Safety has always warmed the suburban soul. The American dream is sometimes equated with property ownership and the nuclear families such properties house—but really, they are just hulls for a more fundamental suburban aspiration: individualism, which the suburban home demarcates and then protects.
― j., Friday, 19 June 2020 23:43 (five years ago)
by the famous mind behind the hilarious facebook game cow clicker
― El Tomboto, Friday, 19 June 2020 23:55 (five years ago)
the idea that individualism is a suburban aspiration has got to be one of dumbest things I’ve ever heard
― El Tomboto, Friday, 19 June 2020 23:56 (five years ago)

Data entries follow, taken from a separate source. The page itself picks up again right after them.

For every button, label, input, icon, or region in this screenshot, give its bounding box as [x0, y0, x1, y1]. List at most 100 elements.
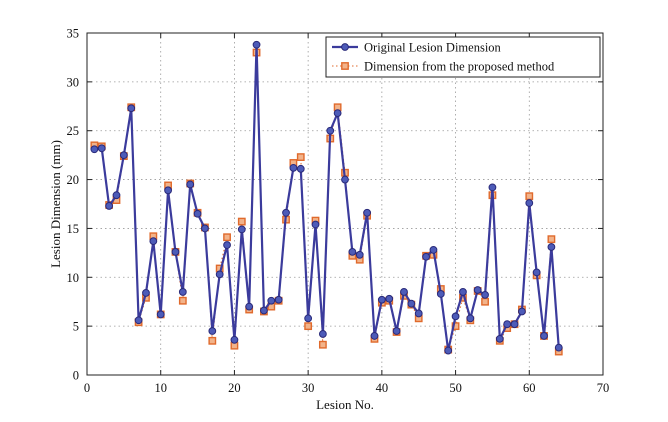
data-point-original — [97, 144, 106, 153]
data-point-original — [282, 208, 290, 217]
data-point-original — [444, 346, 453, 355]
data-point-original — [436, 289, 445, 298]
data-point-original — [547, 243, 556, 251]
data-point-original — [481, 290, 489, 299]
data-point-original — [105, 202, 114, 210]
x-axis-label: Lesion No. — [316, 397, 374, 412]
data-point-original — [466, 314, 475, 323]
data-point-original — [149, 237, 158, 246]
data-point-proposed — [547, 235, 556, 244]
data-point-original — [215, 270, 224, 279]
legend: Original Lesion Dimension Dimension from… — [325, 36, 601, 78]
data-point-original — [422, 252, 430, 261]
data-point-original — [532, 268, 541, 277]
data-point-original — [495, 334, 504, 343]
data-point-original — [377, 295, 386, 304]
y-tick-label: 35 — [67, 27, 80, 41]
series-original-lesion-dimension — [90, 40, 563, 355]
data-point-original — [267, 296, 276, 305]
data-point-original — [318, 330, 327, 338]
data-point-original — [289, 163, 298, 172]
data-point-original — [451, 312, 460, 321]
data-point-original — [363, 208, 372, 217]
data-point-original — [459, 288, 467, 296]
data-point-original — [348, 247, 357, 256]
data-point-original — [171, 247, 180, 256]
y-tick-label: 20 — [67, 173, 80, 187]
data-point-original — [510, 320, 519, 329]
y-tick-label: 15 — [67, 222, 80, 236]
data-point-original — [134, 316, 143, 325]
data-point-original — [260, 306, 268, 315]
plot-area-frame — [86, 32, 604, 376]
data-point-original — [311, 220, 320, 229]
data-point-original — [230, 335, 239, 344]
data-point-original — [554, 343, 563, 352]
legend-marker-original — [341, 43, 349, 51]
series-group — [90, 40, 563, 356]
legend-marker-proposed — [341, 62, 349, 70]
data-point-proposed — [304, 322, 313, 331]
data-point-original — [245, 302, 254, 311]
x-tick-label: 70 — [597, 381, 610, 395]
x-tick-label: 60 — [523, 381, 536, 395]
data-point-original — [525, 199, 534, 207]
data-point-original — [392, 327, 401, 335]
data-point-original — [540, 332, 548, 340]
data-point-proposed — [481, 297, 489, 306]
data-point-original — [208, 327, 217, 335]
x-tick-label: 10 — [154, 381, 167, 395]
legend-entry-original: Original Lesion Dimension — [332, 41, 502, 55]
x-tick-label: 20 — [228, 381, 241, 395]
legend-label-proposed: Dimension from the proposed method — [364, 60, 555, 74]
axis-ticks: 0 10 20 30 40 50 60 70 0 5 10 15 20 25 30 35 — [67, 27, 610, 396]
data-point-original — [223, 241, 231, 249]
data-point-original — [407, 299, 416, 308]
data-point-original — [473, 286, 482, 294]
x-tick-label: 0 — [84, 381, 90, 395]
data-point-original — [400, 288, 408, 296]
data-point-original — [488, 183, 497, 192]
data-point-proposed — [296, 153, 305, 161]
data-point-original — [429, 246, 438, 254]
data-point-original — [201, 224, 209, 233]
data-point-original — [274, 295, 283, 304]
data-point-original — [333, 109, 342, 118]
data-point-original — [164, 186, 172, 195]
data-point-original — [370, 332, 379, 340]
data-point-original — [503, 320, 512, 329]
data-point-proposed — [178, 296, 187, 305]
data-point-proposed — [318, 340, 327, 349]
data-point-original — [193, 209, 202, 218]
data-point-original — [127, 104, 136, 113]
data-point-original — [326, 126, 335, 135]
series-line-original — [94, 43, 560, 352]
data-point-proposed — [237, 217, 246, 226]
x-tick-label: 30 — [302, 381, 315, 395]
x-tick-label: 50 — [449, 381, 462, 395]
data-point-proposed — [223, 233, 231, 242]
data-point-original — [414, 309, 423, 318]
data-point-original — [178, 288, 187, 296]
data-point-original — [237, 225, 246, 234]
data-point-original — [296, 164, 305, 173]
data-point-original — [341, 175, 349, 184]
data-point-original — [355, 250, 364, 259]
data-point-original — [142, 289, 150, 297]
data-point-original — [518, 307, 526, 316]
x-tick-label: 40 — [376, 381, 389, 395]
y-tick-label: 5 — [73, 320, 79, 334]
y-tick-label: 30 — [67, 75, 80, 89]
legend-label-original: Original Lesion Dimension — [364, 41, 502, 55]
data-point-original — [119, 151, 128, 160]
data-point-original — [156, 310, 165, 319]
legend-entry-proposed: Dimension from the proposed method — [332, 60, 555, 74]
data-point-original — [186, 180, 195, 189]
data-point-proposed — [525, 192, 534, 201]
y-tick-label: 0 — [73, 369, 79, 383]
data-point-original — [385, 294, 394, 303]
y-axis-label: Lesion Dimension (mm) — [48, 140, 63, 268]
data-point-proposed — [208, 336, 217, 345]
data-point-original — [112, 191, 121, 200]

Suburbs definitely about separation. People hating their fucking neighbors whenever they impinge on them in any way etc.
― Rik Waller-Bridge (jim in vancouver), Friday, 19 June 2020 23:59 (five years ago)
Is “subrubs” an ilx meme
― covid coronenberg (wins), Saturday, 20 June 2020 00:12 (five years ago)
seems like it's got legs
― j., Saturday, 20 June 2020 00:26 (five years ago)
I'd think the hip thing is living in the sticks out in the woods or mountains etc. It seems that the whole outdoors camping thing is really popular Yuppie pastime, more than perhaps even 20 years ago.
There appears to be enclave towns of these scattered through the west and in your beach adjacent towns like in the Carolinas or mountains in Tennessee.